NASA on Tuesday named four prime crew members and one backup for Artemis III, setting the lineup for a 2027 mission that will send Orion into low Earth orbit for a series of demanding tests. The flight is not the lunar landing itself; it is the run that NASA says must come first.
The crew will begin training immediately on Orion spacecraft systems, and Bob Hines was named as the backup crew member. NASA said the astronauts will help develop and operate test versions of the Blue Origin and SpaceX landers as Orion practices rendezvous and docking in orbit, work meant to prove the interfaces, software, propulsion and communications that have to function together before the program can move on.
That matters because Artemis III is a setup mission for Artemis IV, which NASA plans as the first crewed flight to the lunar South Pole in 2028. During Artemis III, NASA’s SLS rocket will launch Orion and its crew from Kennedy Space Center in Florida, then use the mission to test integrated hardware between the spacecraft and the landers.

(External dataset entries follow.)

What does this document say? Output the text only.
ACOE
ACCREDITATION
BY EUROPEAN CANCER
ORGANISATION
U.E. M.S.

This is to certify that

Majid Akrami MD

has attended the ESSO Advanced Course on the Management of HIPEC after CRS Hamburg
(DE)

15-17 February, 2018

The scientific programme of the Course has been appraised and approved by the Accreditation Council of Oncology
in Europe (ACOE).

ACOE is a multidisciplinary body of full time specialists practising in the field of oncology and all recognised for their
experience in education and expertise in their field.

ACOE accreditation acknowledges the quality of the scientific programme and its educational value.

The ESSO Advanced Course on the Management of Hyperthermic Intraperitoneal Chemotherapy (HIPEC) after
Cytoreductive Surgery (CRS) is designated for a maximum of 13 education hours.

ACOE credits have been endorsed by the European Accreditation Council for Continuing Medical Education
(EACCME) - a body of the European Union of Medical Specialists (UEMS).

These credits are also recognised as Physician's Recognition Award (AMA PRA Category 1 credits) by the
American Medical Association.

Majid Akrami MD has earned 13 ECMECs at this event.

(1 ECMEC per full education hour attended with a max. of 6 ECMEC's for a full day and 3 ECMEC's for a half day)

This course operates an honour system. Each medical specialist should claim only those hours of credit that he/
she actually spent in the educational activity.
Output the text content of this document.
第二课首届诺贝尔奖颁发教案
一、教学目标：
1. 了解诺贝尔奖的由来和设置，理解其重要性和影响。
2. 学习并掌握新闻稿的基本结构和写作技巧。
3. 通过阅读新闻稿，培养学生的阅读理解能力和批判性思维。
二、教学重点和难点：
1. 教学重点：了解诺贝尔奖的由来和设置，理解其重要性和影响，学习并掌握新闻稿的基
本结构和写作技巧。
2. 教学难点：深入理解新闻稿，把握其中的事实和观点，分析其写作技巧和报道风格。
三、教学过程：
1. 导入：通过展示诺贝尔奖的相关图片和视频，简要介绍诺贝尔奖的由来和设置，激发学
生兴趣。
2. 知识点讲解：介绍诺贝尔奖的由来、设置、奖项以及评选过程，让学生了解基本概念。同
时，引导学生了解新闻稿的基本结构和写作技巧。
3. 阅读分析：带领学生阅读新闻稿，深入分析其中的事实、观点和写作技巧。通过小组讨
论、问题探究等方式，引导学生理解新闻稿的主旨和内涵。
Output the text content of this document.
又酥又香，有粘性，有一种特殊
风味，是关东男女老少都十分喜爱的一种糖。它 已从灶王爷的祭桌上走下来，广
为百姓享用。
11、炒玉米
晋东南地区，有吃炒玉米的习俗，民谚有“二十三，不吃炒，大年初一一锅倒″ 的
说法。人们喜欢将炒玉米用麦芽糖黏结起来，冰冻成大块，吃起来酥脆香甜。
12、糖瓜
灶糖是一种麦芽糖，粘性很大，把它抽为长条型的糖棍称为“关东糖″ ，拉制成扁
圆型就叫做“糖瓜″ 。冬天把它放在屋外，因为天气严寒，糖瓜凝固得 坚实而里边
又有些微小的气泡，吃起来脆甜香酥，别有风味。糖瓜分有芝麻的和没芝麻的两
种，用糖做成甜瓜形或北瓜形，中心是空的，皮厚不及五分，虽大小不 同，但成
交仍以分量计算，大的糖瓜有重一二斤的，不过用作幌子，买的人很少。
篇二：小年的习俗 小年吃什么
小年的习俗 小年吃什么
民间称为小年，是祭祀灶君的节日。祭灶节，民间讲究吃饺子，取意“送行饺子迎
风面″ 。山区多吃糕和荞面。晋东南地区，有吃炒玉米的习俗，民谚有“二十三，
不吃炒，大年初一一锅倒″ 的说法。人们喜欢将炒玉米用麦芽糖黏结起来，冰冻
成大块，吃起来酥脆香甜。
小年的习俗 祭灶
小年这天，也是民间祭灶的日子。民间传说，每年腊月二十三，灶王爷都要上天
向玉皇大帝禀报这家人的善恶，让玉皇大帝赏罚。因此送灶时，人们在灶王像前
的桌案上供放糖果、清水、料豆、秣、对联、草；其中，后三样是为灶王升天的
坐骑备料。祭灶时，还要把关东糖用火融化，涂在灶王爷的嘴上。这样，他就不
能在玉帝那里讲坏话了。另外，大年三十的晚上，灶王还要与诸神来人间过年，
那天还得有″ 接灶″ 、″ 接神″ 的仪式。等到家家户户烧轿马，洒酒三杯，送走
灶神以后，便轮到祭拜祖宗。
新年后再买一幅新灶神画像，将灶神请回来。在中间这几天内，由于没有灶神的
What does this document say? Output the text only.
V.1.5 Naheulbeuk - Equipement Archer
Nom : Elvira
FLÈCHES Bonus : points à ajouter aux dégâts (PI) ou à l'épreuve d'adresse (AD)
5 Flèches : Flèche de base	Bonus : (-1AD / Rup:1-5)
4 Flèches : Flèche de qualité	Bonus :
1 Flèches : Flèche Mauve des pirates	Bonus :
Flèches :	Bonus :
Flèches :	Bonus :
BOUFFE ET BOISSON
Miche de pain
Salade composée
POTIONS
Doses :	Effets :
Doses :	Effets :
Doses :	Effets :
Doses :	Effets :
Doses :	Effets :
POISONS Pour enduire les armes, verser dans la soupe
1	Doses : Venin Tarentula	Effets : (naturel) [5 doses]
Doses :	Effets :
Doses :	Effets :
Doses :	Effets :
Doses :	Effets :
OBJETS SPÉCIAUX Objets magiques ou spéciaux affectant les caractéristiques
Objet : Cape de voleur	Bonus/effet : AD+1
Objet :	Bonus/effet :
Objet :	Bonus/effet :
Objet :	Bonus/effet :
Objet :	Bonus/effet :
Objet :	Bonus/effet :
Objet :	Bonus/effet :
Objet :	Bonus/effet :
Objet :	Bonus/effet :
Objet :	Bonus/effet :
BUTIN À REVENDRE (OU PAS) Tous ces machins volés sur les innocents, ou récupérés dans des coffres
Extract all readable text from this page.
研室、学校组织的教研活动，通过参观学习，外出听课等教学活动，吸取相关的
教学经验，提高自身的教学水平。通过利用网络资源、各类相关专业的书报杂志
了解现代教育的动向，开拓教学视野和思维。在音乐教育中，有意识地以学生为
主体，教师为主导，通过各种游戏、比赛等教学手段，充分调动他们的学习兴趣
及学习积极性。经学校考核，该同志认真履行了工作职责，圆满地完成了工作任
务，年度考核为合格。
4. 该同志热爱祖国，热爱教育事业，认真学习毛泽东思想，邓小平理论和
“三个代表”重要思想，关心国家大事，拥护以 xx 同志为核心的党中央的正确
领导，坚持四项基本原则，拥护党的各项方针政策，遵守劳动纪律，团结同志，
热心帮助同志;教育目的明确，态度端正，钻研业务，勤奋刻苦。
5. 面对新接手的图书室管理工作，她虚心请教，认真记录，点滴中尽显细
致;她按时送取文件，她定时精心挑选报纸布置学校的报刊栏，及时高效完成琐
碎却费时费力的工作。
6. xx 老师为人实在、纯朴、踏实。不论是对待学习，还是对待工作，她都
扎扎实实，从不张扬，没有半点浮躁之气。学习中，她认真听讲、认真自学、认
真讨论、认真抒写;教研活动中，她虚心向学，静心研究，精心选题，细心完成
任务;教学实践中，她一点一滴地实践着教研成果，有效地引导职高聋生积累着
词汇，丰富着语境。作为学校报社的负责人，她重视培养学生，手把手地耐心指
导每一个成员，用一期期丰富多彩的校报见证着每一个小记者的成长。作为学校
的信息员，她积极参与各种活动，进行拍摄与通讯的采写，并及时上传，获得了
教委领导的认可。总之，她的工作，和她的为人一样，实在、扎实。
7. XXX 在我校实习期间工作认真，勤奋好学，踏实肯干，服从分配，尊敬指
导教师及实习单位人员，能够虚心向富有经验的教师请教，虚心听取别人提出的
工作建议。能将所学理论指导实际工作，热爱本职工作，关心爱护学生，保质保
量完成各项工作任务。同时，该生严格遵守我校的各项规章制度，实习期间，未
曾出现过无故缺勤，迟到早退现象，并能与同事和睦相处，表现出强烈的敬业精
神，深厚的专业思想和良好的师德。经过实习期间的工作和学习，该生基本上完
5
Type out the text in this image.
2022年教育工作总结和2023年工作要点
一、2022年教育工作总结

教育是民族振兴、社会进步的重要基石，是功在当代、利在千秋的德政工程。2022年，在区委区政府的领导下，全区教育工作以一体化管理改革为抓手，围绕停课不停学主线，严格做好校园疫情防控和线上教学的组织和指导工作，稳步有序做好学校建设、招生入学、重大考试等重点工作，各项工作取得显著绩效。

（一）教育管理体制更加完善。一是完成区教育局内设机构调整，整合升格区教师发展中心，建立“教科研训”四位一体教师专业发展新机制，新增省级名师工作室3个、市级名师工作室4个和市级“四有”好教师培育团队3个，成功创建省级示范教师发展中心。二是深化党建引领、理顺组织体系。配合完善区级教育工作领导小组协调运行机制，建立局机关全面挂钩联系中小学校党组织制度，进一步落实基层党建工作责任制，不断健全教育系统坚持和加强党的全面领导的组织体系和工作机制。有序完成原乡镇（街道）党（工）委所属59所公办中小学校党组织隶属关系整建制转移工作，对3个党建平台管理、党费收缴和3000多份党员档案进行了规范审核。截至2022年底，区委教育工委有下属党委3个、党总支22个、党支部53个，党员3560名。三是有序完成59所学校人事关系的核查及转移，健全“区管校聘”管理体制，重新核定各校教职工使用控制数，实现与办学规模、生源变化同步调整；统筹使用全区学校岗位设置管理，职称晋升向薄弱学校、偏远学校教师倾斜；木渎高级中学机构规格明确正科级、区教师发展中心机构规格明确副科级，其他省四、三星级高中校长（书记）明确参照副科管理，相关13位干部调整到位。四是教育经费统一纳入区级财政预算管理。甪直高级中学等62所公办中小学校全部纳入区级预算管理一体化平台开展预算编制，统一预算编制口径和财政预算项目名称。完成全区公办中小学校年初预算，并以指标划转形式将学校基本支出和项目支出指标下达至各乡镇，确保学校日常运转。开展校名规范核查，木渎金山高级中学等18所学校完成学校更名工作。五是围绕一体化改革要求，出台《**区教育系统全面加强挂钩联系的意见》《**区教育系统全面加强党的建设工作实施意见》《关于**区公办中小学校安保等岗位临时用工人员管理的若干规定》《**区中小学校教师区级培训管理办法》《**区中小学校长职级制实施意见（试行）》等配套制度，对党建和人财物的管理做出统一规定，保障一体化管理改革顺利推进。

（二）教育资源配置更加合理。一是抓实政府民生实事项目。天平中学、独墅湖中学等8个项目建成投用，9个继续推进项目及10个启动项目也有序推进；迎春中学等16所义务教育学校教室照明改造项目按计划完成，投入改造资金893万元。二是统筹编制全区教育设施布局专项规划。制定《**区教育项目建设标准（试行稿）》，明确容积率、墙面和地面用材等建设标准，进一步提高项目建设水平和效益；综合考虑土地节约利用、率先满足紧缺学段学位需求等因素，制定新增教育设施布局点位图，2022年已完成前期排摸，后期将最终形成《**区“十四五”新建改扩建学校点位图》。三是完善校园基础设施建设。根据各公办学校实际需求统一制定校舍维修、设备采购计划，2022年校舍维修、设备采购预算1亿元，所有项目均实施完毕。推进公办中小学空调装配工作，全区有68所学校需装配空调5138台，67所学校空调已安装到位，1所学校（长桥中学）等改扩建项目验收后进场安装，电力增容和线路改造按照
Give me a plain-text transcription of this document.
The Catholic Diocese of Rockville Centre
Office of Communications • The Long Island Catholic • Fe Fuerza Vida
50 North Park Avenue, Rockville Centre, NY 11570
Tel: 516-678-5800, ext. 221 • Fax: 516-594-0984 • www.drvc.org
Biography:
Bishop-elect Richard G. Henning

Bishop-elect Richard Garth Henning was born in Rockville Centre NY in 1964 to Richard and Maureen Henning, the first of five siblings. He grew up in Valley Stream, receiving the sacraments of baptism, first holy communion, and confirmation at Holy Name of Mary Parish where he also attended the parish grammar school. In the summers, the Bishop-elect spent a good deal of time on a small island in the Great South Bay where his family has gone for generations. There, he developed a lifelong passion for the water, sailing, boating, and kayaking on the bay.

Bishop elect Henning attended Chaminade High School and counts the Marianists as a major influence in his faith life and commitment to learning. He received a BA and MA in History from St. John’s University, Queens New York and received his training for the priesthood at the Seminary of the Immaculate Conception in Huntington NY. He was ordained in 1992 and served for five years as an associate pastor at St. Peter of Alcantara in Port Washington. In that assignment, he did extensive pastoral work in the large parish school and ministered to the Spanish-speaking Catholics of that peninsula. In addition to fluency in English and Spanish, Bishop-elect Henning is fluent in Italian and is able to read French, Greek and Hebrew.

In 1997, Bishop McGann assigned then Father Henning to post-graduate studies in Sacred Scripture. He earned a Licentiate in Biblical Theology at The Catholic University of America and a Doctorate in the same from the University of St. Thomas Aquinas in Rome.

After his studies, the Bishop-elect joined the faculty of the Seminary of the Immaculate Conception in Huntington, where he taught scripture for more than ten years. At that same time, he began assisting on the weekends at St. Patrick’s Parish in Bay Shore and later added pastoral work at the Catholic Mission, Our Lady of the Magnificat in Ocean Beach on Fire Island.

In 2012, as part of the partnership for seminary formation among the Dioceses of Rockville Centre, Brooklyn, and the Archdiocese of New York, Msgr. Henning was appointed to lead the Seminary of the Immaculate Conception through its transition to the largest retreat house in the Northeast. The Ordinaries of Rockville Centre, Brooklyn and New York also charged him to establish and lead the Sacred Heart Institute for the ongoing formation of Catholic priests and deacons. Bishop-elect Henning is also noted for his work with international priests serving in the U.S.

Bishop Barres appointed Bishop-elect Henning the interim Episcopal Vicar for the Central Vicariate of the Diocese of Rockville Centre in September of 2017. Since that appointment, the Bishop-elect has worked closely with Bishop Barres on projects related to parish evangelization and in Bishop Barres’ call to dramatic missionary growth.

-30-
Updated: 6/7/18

Engineers are scheduled to connect the Orion crew module and service module this summer, another step in the build-up to the 2027 flight.
The crew announcement also marks the first time an ESA astronaut has been assigned to an Artemis mission. ESA said Luca’s assignment as pilot reflects its experience in human spaceflight, while the agency’s European Service Module will again supply the capabilities that power Orion. ESA chief Josef Aschbacher said the mission will push spacecraft operations in orbit and recognized Europe’s role in the program.
Artemis III is being presented as a test flight in Earth orbit, and that is the point. NASA is asking the new crew to help prove the systems, partners and procedures that must work together before anyone heads toward the lunar South Pole. If the timeline holds, the next major step is the summer integration work, followed by immediate training for the astronauts named on Tuesday.